The Hawaii State Teachers Association has yet another complaint against the state, but this one isn’t about what is in the contract Gov. Neil Abercrombie imposed on teachers in July. It’s about what’s not in it.

The state promised in its Race to the Top application that it would implement evaluations for all the state’s 12,500 teachers by 2014. Toward that end, the Department of Education plans to pilot new teacher evaluation models in designated this year. The problem is that the new teacher contract — already controversial in its own right — makes no mention of the evaluation trials.

The union says they should have been negotiated, and the department says negotiations were unnecessary because the teachers affected are already on board. The pilot will have no bearing on their official records anyway, the department says.

Union President Wil Okabe is disappointed, he wrote in a July 25 letter to Superintendent Kathryn Matayoshi, that the department plans to bypass the collective bargaining process in order to implement the pilot project.

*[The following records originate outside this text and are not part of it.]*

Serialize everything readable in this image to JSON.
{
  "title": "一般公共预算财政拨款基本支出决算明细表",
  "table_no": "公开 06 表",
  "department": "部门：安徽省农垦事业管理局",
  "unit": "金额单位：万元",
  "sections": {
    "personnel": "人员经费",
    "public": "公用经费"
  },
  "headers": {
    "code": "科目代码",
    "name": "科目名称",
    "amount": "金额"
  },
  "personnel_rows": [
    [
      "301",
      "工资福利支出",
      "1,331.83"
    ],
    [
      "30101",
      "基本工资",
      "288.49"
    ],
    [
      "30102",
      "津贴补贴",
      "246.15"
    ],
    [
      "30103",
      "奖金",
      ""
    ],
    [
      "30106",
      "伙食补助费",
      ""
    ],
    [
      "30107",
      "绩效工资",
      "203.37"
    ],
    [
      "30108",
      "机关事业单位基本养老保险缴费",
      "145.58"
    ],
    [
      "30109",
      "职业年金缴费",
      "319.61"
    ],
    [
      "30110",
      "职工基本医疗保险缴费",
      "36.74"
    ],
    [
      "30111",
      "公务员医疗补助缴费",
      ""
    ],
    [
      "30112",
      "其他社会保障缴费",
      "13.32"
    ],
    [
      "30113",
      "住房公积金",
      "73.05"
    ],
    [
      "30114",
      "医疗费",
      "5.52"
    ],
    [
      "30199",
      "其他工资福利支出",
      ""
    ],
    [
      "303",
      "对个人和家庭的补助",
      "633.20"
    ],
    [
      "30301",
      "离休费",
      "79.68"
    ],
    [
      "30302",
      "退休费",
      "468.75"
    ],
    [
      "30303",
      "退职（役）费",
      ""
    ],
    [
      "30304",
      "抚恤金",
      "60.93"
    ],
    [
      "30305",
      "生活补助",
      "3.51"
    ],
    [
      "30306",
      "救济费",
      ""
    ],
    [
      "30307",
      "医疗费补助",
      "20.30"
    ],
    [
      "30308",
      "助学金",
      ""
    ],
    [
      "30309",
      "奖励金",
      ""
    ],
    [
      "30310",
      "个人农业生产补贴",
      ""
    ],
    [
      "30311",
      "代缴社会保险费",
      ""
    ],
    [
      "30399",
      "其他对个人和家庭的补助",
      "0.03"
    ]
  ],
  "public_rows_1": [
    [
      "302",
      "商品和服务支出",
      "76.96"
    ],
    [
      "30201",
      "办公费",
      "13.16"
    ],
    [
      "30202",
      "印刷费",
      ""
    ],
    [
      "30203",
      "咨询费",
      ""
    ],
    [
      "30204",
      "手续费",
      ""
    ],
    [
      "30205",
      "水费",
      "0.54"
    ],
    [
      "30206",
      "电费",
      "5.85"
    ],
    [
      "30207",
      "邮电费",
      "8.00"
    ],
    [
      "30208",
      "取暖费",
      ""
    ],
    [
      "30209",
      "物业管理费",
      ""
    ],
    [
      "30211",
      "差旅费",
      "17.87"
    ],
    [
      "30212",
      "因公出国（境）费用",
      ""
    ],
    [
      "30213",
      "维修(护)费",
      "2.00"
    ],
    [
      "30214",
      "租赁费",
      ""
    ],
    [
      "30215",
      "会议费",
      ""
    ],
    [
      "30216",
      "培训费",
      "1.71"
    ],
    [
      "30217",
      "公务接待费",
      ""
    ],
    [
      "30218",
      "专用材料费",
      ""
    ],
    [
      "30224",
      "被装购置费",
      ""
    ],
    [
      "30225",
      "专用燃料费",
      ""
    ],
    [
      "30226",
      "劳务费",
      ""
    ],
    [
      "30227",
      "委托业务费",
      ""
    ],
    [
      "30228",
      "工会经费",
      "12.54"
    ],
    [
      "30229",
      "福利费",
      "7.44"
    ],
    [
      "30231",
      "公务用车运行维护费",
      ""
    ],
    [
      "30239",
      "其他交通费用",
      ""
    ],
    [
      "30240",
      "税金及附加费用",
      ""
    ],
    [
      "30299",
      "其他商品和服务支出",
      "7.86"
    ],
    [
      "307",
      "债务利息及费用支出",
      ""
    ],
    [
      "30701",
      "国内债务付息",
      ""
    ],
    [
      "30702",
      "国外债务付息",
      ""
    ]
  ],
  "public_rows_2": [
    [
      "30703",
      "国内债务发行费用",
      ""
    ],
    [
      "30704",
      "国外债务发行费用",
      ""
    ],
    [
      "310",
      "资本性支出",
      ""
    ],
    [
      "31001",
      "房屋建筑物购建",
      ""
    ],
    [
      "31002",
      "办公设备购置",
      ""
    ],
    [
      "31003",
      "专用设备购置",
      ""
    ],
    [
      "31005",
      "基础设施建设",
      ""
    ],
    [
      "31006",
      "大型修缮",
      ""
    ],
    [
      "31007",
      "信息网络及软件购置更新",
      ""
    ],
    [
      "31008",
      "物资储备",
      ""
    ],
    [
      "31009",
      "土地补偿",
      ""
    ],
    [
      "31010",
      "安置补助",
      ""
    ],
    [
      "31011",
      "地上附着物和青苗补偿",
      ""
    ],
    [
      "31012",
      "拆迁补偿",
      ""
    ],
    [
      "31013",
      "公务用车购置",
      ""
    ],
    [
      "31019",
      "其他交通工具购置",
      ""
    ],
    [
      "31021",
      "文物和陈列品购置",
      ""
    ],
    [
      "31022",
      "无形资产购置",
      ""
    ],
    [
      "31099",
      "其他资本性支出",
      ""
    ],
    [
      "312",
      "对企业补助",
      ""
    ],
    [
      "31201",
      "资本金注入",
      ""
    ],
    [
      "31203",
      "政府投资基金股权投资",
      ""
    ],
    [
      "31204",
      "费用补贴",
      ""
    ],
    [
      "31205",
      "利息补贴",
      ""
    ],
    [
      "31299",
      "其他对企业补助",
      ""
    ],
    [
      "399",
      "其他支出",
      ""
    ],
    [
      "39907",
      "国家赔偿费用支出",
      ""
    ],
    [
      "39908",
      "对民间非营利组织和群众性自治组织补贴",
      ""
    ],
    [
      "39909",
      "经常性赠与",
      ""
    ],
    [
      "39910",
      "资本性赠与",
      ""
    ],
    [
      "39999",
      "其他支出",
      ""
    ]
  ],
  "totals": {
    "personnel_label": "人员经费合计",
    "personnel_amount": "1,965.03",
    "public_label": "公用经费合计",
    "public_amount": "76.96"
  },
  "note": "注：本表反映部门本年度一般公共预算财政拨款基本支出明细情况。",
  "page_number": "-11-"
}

He said state law “requires that the terms of an evaluation system be collectively bargained,” citing of the Hawaii Revised Statutes, and requested that she reconsider the decision to implement the trial evaluations without negotiations.

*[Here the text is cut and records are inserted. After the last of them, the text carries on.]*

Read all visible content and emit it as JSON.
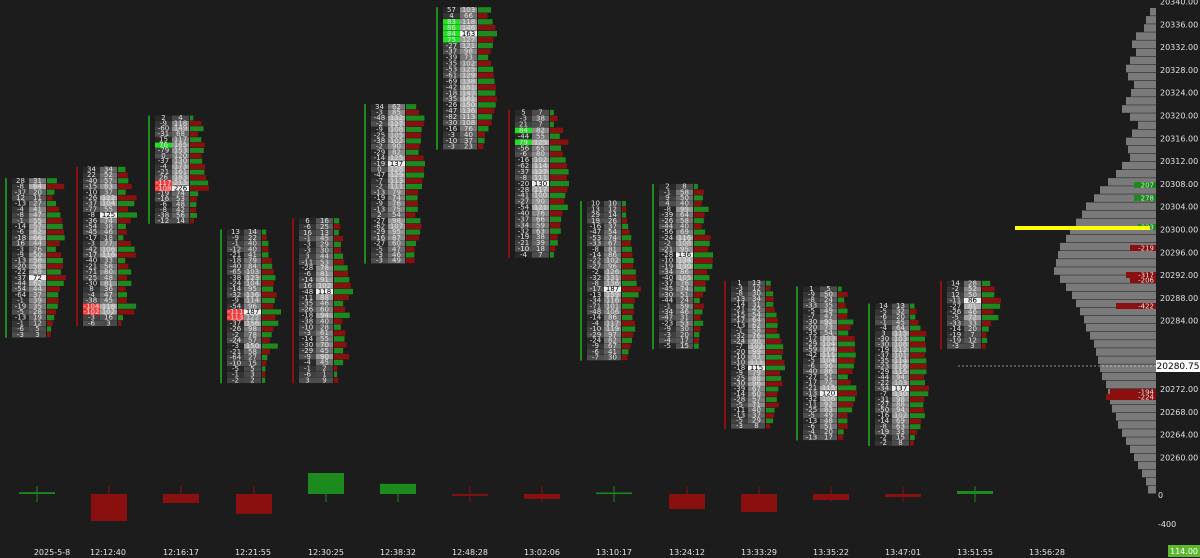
{
  "colors": {
    "background": "#1c1c1c",
    "axis_bg": "#1a1a1a",
    "positive": "#1c8a1c",
    "positive_bright": "#22e022",
    "negative": "#8a1010",
    "negative_bright": "#ff3b3b",
    "profile_gray": "#7a7a7a",
    "poc_line": "#ffff00",
    "text": "#e0e0e0",
    "current_price_bg": "#ffffff",
    "current_price_text": "#000000",
    "volume_badge": "#5cb82f"
  },
  "price_axis": {
    "labels": [
      "20340.00",
      "20336.00",
      "20332.00",
      "20328.00",
      "20324.00",
      "20320.00",
      "20316.00",
      "20312.00",
      "20308.00",
      "20304.00",
      "20300.00",
      "20296.00",
      "20292.00",
      "20288.00",
      "20284.00",
      "20280.75",
      "20276.00",
      "20272.00",
      "20268.00",
      "20264.00",
      "20260.00"
    ],
    "current_price": "20280.75",
    "range": [
      20258,
      20340
    ]
  },
  "volume_axis": {
    "labels": [
      "0",
      "-400"
    ],
    "badge": "114.00"
  },
  "time_axis": {
    "labels": [
      "2025-5-8",
      "12:12:40",
      "12:16:17",
      "12:21:55",
      "12:30:25",
      "12:38:32",
      "12:48:28",
      "13:02:06",
      "13:10:17",
      "13:24:12",
      "13:33:29",
      "13:35:22",
      "13:47:01",
      "13:51:55",
      "13:56:28"
    ]
  },
  "profile_labels": [
    "207",
    "278",
    "333",
    "-219",
    "-317",
    "-206",
    "-422",
    "-194",
    "-224"
  ],
  "chart_data": {
    "type": "footprint",
    "bars": [
      {
        "low": 20281,
        "high": 20309,
        "left": [
          "28",
          "-8",
          "-37",
          "12",
          "-13",
          "-4",
          "-8",
          "-1",
          "-14",
          "-6",
          "-18",
          "16",
          "-3",
          "-9",
          "-13",
          "-20",
          "-22",
          "-37",
          "-44",
          "-54",
          "-64",
          "-1",
          "-19",
          "-5",
          "-13",
          "-1",
          "-6",
          "-3"
        ],
        "right": [
          "31",
          "64",
          "20",
          "11",
          "27",
          "41",
          "47",
          "55",
          "57",
          "62",
          "66",
          "44",
          "26",
          "50",
          "58",
          "58",
          "49",
          "72",
          "62",
          "44",
          "37",
          "39",
          "35",
          "28",
          "19",
          "12",
          "5",
          "3"
        ]
      },
      {
        "low": 20283,
        "high": 20311,
        "left": [
          "34",
          "22",
          "-40",
          "-15",
          "-10",
          "-26",
          "-37",
          "-77",
          "-8",
          "-36",
          "-54",
          "-45",
          "-17",
          "-3",
          "-42",
          "-17",
          "-40",
          "-21",
          "-71",
          "-25",
          "-30",
          "8",
          "-4",
          "-38",
          "-104",
          "-102",
          "-3",
          "-6"
        ],
        "right": [
          "34",
          "52",
          "57",
          "83",
          "37",
          "122",
          "104",
          "55",
          "125",
          "74",
          "38",
          "46",
          "18",
          "77",
          "106",
          "116",
          "33",
          "58",
          "80",
          "48",
          "81",
          "36",
          "47",
          "45",
          "118",
          "102",
          "16",
          "3"
        ]
      },
      {
        "low": 20301,
        "high": 20320,
        "left": [
          "2",
          "-9",
          "-60",
          "-31",
          "15",
          "76",
          "-79",
          "0",
          "-37",
          "-4",
          "-21",
          "26",
          "-117",
          "-108",
          "-19",
          "-16",
          "-6",
          "-8",
          "-38",
          "-12"
        ],
        "right": [
          "4",
          "118",
          "149",
          "68",
          "117",
          "165",
          "153",
          "120",
          "130",
          "173",
          "161",
          "183",
          "213",
          "226",
          "74",
          "53",
          "48",
          "42",
          "56",
          "14"
        ]
      },
      {
        "low": 20273,
        "high": 20300,
        "left": [
          "13",
          "-9",
          "-1",
          "-12",
          "-21",
          "-18",
          "-40",
          "-65",
          "-38",
          "-24",
          "-14",
          "-32",
          "-9",
          "-54",
          "-111",
          "-113",
          "-37",
          "-26",
          "-2",
          "-24",
          "-3",
          "-21",
          "-64",
          "-10",
          "-5",
          "-1",
          "-2"
        ],
        "right": [
          "14",
          "22",
          "40",
          "40",
          "41",
          "79",
          "84",
          "103",
          "123",
          "104",
          "95",
          "136",
          "114",
          "96",
          "187",
          "122",
          "156",
          "98",
          "78",
          "57",
          "150",
          "58",
          "27",
          "15",
          "5",
          "3",
          "2"
        ]
      },
      {
        "low": 20273,
        "high": 20302,
        "left": [
          "6",
          "-6",
          "16",
          "-1",
          "-3",
          "-3",
          "3",
          "-11",
          "-28",
          "-6",
          "-14",
          "16",
          "-48",
          "-11",
          "-35",
          "-26",
          "-18",
          "-38",
          "-10",
          "-3",
          "-14",
          "-30",
          "-29",
          "-9",
          "-4",
          "-1",
          "-6",
          "3"
        ],
        "right": [
          "16",
          "25",
          "13",
          "45",
          "29",
          "30",
          "44",
          "53",
          "78",
          "81",
          "91",
          "102",
          "118",
          "88",
          "46",
          "60",
          "94",
          "40",
          "28",
          "61",
          "55",
          "70",
          "45",
          "90",
          "45",
          "2",
          "1",
          "9"
        ]
      },
      {
        "low": 20294,
        "high": 20322,
        "left": [
          "34",
          "-3",
          "-48",
          "-2",
          "-9",
          "-25",
          "-38",
          "-2",
          "-29",
          "-14",
          "-19",
          "0",
          "-47",
          "-7",
          "-2",
          "-13",
          "-19",
          "-9",
          "-13",
          "2",
          "-27",
          "-62",
          "-29",
          "-16",
          "-27",
          "-5",
          "-3",
          "-3"
        ],
        "right": [
          "62",
          "85",
          "132",
          "127",
          "108",
          "105",
          "102",
          "90",
          "82",
          "125",
          "137",
          "128",
          "129",
          "113",
          "111",
          "79",
          "74",
          "76",
          "75",
          "54",
          "98",
          "107",
          "95",
          "87",
          "60",
          "47",
          "46",
          "49"
        ]
      },
      {
        "low": 20314,
        "high": 20339,
        "left": [
          "57",
          "4",
          "83",
          "86",
          "84",
          "75",
          "-27",
          "-37",
          "-39",
          "-35",
          "-53",
          "-61",
          "-69",
          "-42",
          "-18",
          "-35",
          "-26",
          "-47",
          "-82",
          "-30",
          "-16",
          "-3",
          "-10",
          "-3"
        ],
        "right": [
          "103",
          "66",
          "118",
          "146",
          "163",
          "127",
          "121",
          "98",
          "73",
          "102",
          "125",
          "129",
          "138",
          "151",
          "147",
          "161",
          "150",
          "136",
          "113",
          "108",
          "76",
          "40",
          "37",
          "23"
        ]
      },
      {
        "low": 20295,
        "high": 20321,
        "left": [
          "5",
          "-3",
          "21",
          "84",
          "-44",
          "79",
          "-56",
          "-6",
          "-16",
          "-62",
          "-37",
          "-8",
          "-20",
          "-28",
          "-41",
          "-27",
          "-54",
          "-40",
          "-37",
          "-34",
          "-32",
          "-19",
          "-21",
          "-10",
          "-4"
        ],
        "right": [
          "7",
          "38",
          "7",
          "82",
          "55",
          "125",
          "65",
          "80",
          "102",
          "114",
          "127",
          "111",
          "130",
          "117",
          "100",
          "90",
          "121",
          "76",
          "66",
          "59",
          "63",
          "38",
          "39",
          "18",
          "7"
        ]
      },
      {
        "low": 20277,
        "high": 20305,
        "left": [
          "10",
          "13",
          "29",
          "19",
          "-16",
          "-47",
          "-53",
          "-33",
          "-8",
          "-14",
          "-22",
          "-27",
          "-2",
          "-32",
          "-8",
          "-17",
          "-13",
          "-34",
          "-71",
          "-48",
          "-14",
          "-4",
          "-10",
          "-29",
          "-24",
          "-9",
          "-6",
          "-7"
        ],
        "right": [
          "10",
          "12",
          "14",
          "26",
          "37",
          "54",
          "74",
          "67",
          "81",
          "86",
          "102",
          "96",
          "126",
          "131",
          "136",
          "187",
          "159",
          "116",
          "101",
          "106",
          "86",
          "117",
          "119",
          "97",
          "82",
          "67",
          "41",
          "30"
        ]
      },
      {
        "low": 20279,
        "high": 20308,
        "left": [
          "2",
          "-1",
          "9",
          "4",
          "-8",
          "-39",
          "-26",
          "-44",
          "-56",
          "-24",
          "-2",
          "-21",
          "-28",
          "-10",
          "-19",
          "-34",
          "-40",
          "-37",
          "-45",
          "-30",
          "-44",
          "-1",
          "-34",
          "-47",
          "-23",
          "-9",
          "-3",
          "-4",
          "-5"
        ],
        "right": [
          "8",
          "58",
          "50",
          "40",
          "99",
          "64",
          "58",
          "40",
          "69",
          "116",
          "108",
          "95",
          "136",
          "134",
          "130",
          "86",
          "105",
          "76",
          "74",
          "51",
          "24",
          "59",
          "46",
          "31",
          "53",
          "30",
          "20",
          "17",
          "15"
        ]
      },
      {
        "low": 20265,
        "high": 20291,
        "left": [
          "1",
          "-3",
          "-8",
          "-13",
          "-14",
          "-21",
          "-15",
          "-17",
          "-13",
          "-1",
          "-32",
          "-24",
          "-7",
          "-20",
          "-10",
          "-10",
          "-18",
          "-9",
          "-25",
          "-30",
          "-39",
          "-14",
          "-28",
          "-5",
          "-11",
          "-13",
          "-5",
          "-3"
        ],
        "right": [
          "13",
          "12",
          "30",
          "34",
          "31",
          "42",
          "54",
          "64",
          "62",
          "58",
          "76",
          "90",
          "102",
          "99",
          "93",
          "111",
          "115",
          "79",
          "88",
          "96",
          "67",
          "60",
          "57",
          "71",
          "40",
          "37",
          "29",
          "8"
        ]
      },
      {
        "low": 20263,
        "high": 20290,
        "left": [
          "1",
          "-9",
          "-8",
          "-33",
          "-5",
          "-7",
          "-30",
          "-20",
          "-35",
          "-12",
          "-29",
          "-59",
          "-42",
          "-5",
          "-6",
          "-40",
          "-27",
          "-17",
          "-21",
          "-13",
          "-32",
          "-11",
          "-25",
          "-5",
          "-13",
          "-6",
          "-4",
          "-13"
        ],
        "right": [
          "5",
          "50",
          "24",
          "35",
          "49",
          "47",
          "92",
          "73",
          "54",
          "103",
          "104",
          "104",
          "111",
          "104",
          "96",
          "86",
          "51",
          "72",
          "115",
          "120",
          "106",
          "92",
          "83",
          "49",
          "48",
          "51",
          "20",
          "17"
        ]
      },
      {
        "low": 20262,
        "high": 20287,
        "left": [
          "14",
          "-5",
          "-6",
          "-1",
          "-4",
          "3",
          "-30",
          "-30",
          "-19",
          "-37",
          "-35",
          "-23",
          "-29",
          "-44",
          "-22",
          "-34",
          "-7",
          "-31",
          "-27",
          "-50",
          "-16",
          "-14",
          "-8",
          "-19",
          "-2",
          "-2"
        ],
        "right": [
          "13",
          "32",
          "20",
          "45",
          "64",
          "115",
          "103",
          "108",
          "112",
          "101",
          "114",
          "116",
          "115",
          "94",
          "103",
          "137",
          "130",
          "98",
          "88",
          "94",
          "102",
          "69",
          "63",
          "33",
          "15",
          "8"
        ]
      },
      {
        "low": 20279,
        "high": 20291,
        "left": [
          "14",
          "-2",
          "12",
          "-11",
          "-27",
          "-26",
          "-5",
          "-33",
          "-14",
          "-19",
          "-19",
          "-3"
        ],
        "right": [
          "28",
          "52",
          "50",
          "86",
          "81",
          "46",
          "72",
          "33",
          "20",
          "7",
          "12",
          "3"
        ]
      }
    ]
  }
}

“An effective teacher evaluation system requires a collaborative process that is based on trust and fairness,” he wrote.

Okabe told Civil Beat that the specific statute he had in mind when he wrote the letter was Section 89-10.8, part 3, which talks about the grievance procedure for employee failure to meet performance standards.

But Mataoyshi reassured him in her response, dated Aug. 2, that teachers participating in the pilot program will not face adverse actions.

“For school year 2011-12, we will not create a new evaluation system for the ZSI that will be part of the teachers’ personnel record,” she wrote. “We will continue to use the existing (model) under the current evaluation cycle.”

Her letter also focuses on the fact that the department has been and will continue to work with the teachers affected by the pilot program.

“As we have throughout this process, we will continue our collaboration and work with our ZSI teachers and principals to select a specific model to use in observing, supporting, and coaching teachers.”

Okabe said union leaders are not opposed to evaluations, but because the pilots will eventually determine the evaluation method for all teachers, they would like to be involved in the development process.

“We want to be accountable for teacher quality,” he said.